Scenario-Based Questions

System Design and Problem Solving for Senior Developers

Scenario 1: The "Slow Report" Problem

Question: A client complains that a custom report plugin you built times out when run for the entire university (50,000 students). It works fine for small courses. How do you fix it?

Analysis: The script is likely hitting PHP's max_execution_time or memory limit due to loading all records at once.

Solution:

  1. Use RecordSets: Replace $DB->get_records() with $DB->get_recordset() to iterate row-by-row instead of loading everything into RAM.
  2. Ad-hoc Task: Move the generation to a background Ad-hoc task. The user clicks "Generate", and receives a notification when it's ready.
  3. Pagination: If it must be on-screen, implement pagination using Moodle's table_sql class.
  4. Read Replica: If the query is complex, direct it to the read-only database replica.

Scenario 2: External System Integration

Question: The university wants to automatically enrol students into Moodle courses based on data from their SIS (Student Information System). The SIS exposes a REST API. How do you design this?

Design:

  1. Plugin Type: Create an enrol plugin (e.g., enrol_sis) or a local plugin with a scheduled task.
  2. Synchronization: Use a Scheduled Task running nightly.
  3. Logic:
    • Fetch data from SIS API.
    • Check if the user exists (create if not).
    • Check if the course exists (create if not).
    • Call enrol_try_internal_enrol() or use the manual enrolment plugin instance to enrol the user.
  4. Optimization: Use the "Delta" approach—only fetch changes since the last run, rather than the full dataset every night.

Scenario 3: The "Hacked" Site

Question: You inherit a Moodle site that has been compromised. Spam forum posts are appearing. What are your immediate steps?

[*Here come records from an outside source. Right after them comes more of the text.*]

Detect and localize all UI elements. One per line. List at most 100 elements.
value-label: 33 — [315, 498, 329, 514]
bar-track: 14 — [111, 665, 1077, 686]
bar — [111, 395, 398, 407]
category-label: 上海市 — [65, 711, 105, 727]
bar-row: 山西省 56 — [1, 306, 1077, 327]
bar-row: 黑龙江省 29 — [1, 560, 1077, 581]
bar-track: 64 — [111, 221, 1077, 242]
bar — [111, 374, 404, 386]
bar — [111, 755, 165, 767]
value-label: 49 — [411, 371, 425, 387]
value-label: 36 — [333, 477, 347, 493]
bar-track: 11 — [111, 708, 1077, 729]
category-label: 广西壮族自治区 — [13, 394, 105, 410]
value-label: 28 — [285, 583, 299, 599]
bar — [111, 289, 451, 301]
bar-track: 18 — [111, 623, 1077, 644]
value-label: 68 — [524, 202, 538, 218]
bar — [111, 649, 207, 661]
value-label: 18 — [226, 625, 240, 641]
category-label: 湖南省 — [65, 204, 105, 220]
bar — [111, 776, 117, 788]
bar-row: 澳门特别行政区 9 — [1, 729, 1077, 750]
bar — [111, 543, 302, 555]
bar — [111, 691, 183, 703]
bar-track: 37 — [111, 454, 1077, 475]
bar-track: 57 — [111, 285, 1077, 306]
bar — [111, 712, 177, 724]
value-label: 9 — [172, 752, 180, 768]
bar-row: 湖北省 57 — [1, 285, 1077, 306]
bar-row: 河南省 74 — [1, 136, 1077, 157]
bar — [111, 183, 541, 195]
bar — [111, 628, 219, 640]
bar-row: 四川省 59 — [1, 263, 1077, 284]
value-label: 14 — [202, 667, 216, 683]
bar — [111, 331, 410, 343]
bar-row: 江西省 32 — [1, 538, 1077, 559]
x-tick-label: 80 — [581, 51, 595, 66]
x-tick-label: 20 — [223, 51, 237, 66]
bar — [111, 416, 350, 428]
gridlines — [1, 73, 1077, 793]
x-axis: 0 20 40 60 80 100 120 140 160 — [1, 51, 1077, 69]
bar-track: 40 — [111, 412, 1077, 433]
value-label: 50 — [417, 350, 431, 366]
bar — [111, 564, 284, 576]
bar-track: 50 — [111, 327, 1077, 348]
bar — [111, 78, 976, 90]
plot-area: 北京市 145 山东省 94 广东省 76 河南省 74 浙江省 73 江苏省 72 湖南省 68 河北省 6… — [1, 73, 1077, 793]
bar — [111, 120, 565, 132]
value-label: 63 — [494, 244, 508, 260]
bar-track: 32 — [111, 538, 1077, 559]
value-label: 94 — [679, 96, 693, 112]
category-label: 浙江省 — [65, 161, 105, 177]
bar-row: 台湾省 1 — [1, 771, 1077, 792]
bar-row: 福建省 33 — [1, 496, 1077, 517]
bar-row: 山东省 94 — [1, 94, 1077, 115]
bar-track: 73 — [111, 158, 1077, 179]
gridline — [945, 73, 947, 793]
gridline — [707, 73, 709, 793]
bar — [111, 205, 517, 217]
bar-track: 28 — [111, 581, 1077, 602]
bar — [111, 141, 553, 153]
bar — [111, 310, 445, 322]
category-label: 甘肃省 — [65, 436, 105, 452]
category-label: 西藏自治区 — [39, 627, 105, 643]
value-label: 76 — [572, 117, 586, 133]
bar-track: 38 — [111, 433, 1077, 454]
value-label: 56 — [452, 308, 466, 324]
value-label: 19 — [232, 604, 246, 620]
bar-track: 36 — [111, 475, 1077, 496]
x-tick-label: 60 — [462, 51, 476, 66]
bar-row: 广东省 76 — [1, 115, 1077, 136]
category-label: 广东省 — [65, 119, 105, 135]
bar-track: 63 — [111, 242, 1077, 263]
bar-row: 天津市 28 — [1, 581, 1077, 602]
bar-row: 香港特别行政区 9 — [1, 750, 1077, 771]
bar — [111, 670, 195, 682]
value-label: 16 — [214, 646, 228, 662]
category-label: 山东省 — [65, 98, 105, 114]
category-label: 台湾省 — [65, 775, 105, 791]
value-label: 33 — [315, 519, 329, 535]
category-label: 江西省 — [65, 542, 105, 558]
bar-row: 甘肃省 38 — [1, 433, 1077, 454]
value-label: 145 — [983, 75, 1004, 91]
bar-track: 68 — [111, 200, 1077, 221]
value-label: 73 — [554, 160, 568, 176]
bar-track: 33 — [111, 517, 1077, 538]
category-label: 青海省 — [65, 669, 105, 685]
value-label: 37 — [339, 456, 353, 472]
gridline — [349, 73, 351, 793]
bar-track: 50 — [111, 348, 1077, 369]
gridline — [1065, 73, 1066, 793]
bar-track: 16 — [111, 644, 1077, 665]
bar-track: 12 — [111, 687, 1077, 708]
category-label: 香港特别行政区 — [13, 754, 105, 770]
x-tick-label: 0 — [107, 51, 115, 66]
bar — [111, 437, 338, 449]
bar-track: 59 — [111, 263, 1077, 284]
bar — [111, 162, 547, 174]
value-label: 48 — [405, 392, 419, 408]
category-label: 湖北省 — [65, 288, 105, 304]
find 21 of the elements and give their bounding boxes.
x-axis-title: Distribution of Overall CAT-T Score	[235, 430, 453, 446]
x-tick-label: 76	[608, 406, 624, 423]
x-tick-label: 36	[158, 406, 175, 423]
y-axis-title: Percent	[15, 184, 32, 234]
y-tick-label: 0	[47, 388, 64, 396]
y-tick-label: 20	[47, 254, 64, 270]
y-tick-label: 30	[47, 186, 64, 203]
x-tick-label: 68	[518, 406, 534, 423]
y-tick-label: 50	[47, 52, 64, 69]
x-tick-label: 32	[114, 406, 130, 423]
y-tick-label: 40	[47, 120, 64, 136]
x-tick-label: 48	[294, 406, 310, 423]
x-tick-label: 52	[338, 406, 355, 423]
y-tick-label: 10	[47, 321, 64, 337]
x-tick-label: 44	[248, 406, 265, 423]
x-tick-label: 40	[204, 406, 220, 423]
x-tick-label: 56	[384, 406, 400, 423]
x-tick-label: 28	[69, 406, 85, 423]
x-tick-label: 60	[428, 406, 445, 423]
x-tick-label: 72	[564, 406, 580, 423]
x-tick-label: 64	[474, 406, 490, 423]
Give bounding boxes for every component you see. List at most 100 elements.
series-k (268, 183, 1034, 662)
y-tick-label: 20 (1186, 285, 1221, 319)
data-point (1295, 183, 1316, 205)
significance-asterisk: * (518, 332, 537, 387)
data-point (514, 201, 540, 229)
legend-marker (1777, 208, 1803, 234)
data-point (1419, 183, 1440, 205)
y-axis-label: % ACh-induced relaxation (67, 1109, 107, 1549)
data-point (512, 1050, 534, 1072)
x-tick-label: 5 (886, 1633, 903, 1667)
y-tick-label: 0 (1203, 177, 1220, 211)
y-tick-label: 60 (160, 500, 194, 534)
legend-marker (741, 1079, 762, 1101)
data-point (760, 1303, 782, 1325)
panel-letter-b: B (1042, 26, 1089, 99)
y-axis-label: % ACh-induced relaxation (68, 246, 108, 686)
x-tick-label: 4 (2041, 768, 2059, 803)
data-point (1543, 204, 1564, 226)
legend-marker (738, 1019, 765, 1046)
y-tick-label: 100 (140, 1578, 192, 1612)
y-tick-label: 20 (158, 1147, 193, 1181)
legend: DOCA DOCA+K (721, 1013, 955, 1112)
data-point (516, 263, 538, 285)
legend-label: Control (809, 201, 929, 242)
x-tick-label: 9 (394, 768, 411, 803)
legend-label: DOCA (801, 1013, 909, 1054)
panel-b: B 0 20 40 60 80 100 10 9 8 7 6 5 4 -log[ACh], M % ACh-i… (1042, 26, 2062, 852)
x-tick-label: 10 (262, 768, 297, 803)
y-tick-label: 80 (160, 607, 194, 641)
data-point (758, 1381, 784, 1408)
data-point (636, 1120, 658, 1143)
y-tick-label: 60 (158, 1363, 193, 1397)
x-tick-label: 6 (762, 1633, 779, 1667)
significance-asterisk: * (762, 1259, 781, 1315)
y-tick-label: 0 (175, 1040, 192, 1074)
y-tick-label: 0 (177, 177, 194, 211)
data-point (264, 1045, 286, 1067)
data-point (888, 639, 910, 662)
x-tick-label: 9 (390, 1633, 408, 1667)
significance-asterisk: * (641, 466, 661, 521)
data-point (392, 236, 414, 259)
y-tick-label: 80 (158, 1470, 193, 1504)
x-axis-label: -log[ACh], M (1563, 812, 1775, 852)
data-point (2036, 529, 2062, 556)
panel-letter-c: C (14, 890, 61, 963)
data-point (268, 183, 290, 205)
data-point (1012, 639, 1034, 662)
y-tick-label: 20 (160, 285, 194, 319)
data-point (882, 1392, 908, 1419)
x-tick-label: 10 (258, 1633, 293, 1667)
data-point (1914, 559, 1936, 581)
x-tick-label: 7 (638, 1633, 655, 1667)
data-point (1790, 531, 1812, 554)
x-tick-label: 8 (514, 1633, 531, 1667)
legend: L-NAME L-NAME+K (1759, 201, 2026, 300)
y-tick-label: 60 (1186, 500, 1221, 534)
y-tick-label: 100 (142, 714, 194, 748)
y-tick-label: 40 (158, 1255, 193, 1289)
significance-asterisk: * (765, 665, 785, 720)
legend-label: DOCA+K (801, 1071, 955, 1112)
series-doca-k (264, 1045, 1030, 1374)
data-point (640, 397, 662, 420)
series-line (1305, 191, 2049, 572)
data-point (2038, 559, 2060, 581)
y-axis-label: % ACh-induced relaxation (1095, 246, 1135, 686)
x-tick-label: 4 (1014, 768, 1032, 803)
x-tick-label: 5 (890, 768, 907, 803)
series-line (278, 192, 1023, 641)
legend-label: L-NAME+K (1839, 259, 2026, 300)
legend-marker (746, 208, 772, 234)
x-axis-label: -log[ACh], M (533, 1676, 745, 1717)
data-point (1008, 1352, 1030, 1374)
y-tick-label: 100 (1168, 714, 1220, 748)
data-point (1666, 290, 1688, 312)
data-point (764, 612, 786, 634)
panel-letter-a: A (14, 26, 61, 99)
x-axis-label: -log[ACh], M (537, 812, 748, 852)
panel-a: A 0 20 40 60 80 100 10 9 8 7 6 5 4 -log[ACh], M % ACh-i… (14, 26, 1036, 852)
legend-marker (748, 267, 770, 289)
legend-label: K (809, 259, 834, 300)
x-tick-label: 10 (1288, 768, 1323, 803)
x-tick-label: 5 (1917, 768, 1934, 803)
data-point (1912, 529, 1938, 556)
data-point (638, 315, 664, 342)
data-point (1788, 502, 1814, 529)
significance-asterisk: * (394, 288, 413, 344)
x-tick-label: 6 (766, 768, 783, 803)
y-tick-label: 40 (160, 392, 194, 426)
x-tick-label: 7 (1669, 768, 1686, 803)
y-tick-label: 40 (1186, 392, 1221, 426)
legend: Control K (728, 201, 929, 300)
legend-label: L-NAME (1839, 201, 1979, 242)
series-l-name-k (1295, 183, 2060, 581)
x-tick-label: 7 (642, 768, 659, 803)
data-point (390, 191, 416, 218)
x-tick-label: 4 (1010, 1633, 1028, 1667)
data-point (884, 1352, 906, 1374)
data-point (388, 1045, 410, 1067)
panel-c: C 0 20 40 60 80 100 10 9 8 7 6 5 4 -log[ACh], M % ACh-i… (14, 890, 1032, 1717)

  1. Maintenance Mode: Immediately put the site in maintenance mode via CLI.
  2. Check Accounts: Look for new admin accounts or modified permissions in mdl_role_assignments.
  3. Code Integrity: Use git status to check for modified core files. If not using git, compare against a fresh Moodle download.
  4. Uploads: Check moodledata and /pix folders for executable PHP files (webshells).
  5. Logs: Analyze web server access logs for suspicious POST requests.
  6. Patch: Update Moodle to the latest security release.

Scenario 4: Custom Dashboard

Question: A client wants a completely custom dashboard for students, different from the standard Moodle Dashboard. It needs to show progress bars, upcoming deadlines, and a custom "Gamification" score.

Approach:

  1. Theme vs. Plugin: Do not hack the core dashboard. Create a local plugin or a custom block.
  2. Page Override: In the theme config, you can override the layout for the dashboard page, or redirect the user to a custom page in your local plugin upon login.
  3. Data Aggregation:
    • Progress: Use \core_completion\progress API.
    • Deadlines: Query the mdl_event table (Calendar API).
    • Gamification: Store points in a custom table in your plugin.
  4. Frontend: Use a Mustache template and an AMD module to render the charts (e.g., ChartJS) asynchronously.

Scenario 5: High Availability Session Issue

Question: You deployed Moodle on two web servers behind a load balancer. Users report being logged out randomly as they navigate pages. What is wrong?

Diagnosis: Sessions are likely stored on the local file system of each server (default behavior). When a user hits Server A, they get a session. If the next request goes to Server B, that server doesn't know the session.

Fix:

  1. Shared Storage: Configure $CFG->session_handler_class to use Redis, Memcached, or the Database.
  2. Sticky Sessions: Alternatively, configure the Load Balancer for "Sticky Sessions" (Session Affinity), though shared storage is the more robust cloud-native solution.

Scenario 6: The Disappearing File

Question: You built a form with a file manager element. The user uploads a file, saves the form, and sees the success message. But when they reload the page, the file is gone. What step did you miss?

Diagnosis: The file is likely still in the "draft" area. Moodle file uploads go to a temporary draft area first.

Fix: You must process the files upon form submission.

  1. Draft Area: When the form loads, prepare the draft area using file_prepare_standard_filemanager().
  2. Save: On submit, use file_save_draft_area_files() to move the file from the draft area to the permanent file area (e.g., mod_myplugin, attachment, $id).
  3. Database: Update the database record to reference the new item ID if necessary (though usually the item ID is constant).